Project:Sphinx search
Version:6.x-1.x-dev
Component:Sphinx search indexer
Category:support request
Priority:normal
Assigned:Unassigned
Status:active

Issue Summary

Hi,

I was wondering if anyone has successfully got the Morphology and Word Forms working through the auto generation utility using a dictionary file.

I activate Morphology and wordforms in sphinx.conf (snippet below)

morphology = stem_en
wordforms = z:\environment\usr\local\sphinx\var\data\wordforms.txt

1. Scenario, create 1 article with ninjas in the body field: When I reindex (rotate), I'd expect if I search for either the word ninja OR ninjas as a keyword it would the article in the scenario, what happens is with morphology on it returns a result for ninjas not ninja! Any ideas?

2. You create a wordform file using the sphinx spelldump.exe "Z:\environment\usr\local\sphinx\var\data\dictionary\en_GB\en_GB.dic" commandline it generates a file which has entires as follows:-

Abe > Abe
Abel > Abel

which doesn't seem much use as they are just 1 to 1's!
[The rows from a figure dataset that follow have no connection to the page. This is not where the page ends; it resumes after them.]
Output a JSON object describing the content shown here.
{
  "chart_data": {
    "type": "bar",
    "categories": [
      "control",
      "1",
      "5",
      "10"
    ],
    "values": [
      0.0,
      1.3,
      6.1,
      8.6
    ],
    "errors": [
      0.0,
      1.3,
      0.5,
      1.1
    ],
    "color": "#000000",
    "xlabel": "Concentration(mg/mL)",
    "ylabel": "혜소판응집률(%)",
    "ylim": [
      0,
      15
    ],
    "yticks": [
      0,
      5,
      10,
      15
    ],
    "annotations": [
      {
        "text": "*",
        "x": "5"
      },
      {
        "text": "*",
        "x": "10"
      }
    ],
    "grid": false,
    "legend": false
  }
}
I'd expect them to be of the form:-

walks > walk
walked > walk
walking > walk

Any ideas? (Note the wordforms work in the walk format above but you need to reindex and restart the sphinx service)

Comments

#1

I haven't used spelldump, so all I can do here is search in the forums of the Sphinx search site itself.

Here's what I've been able to find:

http://www.sphinxsearch.com/forum/view.html?id=2462
http://www.sphinxsearch.com/forum/view.html?id=1699

As I understand, wordforms and morphology can be used together, but the stemmer is not invoked for words found in wordforms.txt, so that allows you to create you own exceptions to the stemmer rules. In the end, I guess you need this to provide good results for word variations, and that could also be approached using min_word_len and similar options of the indexes defined in your sphinx.conf.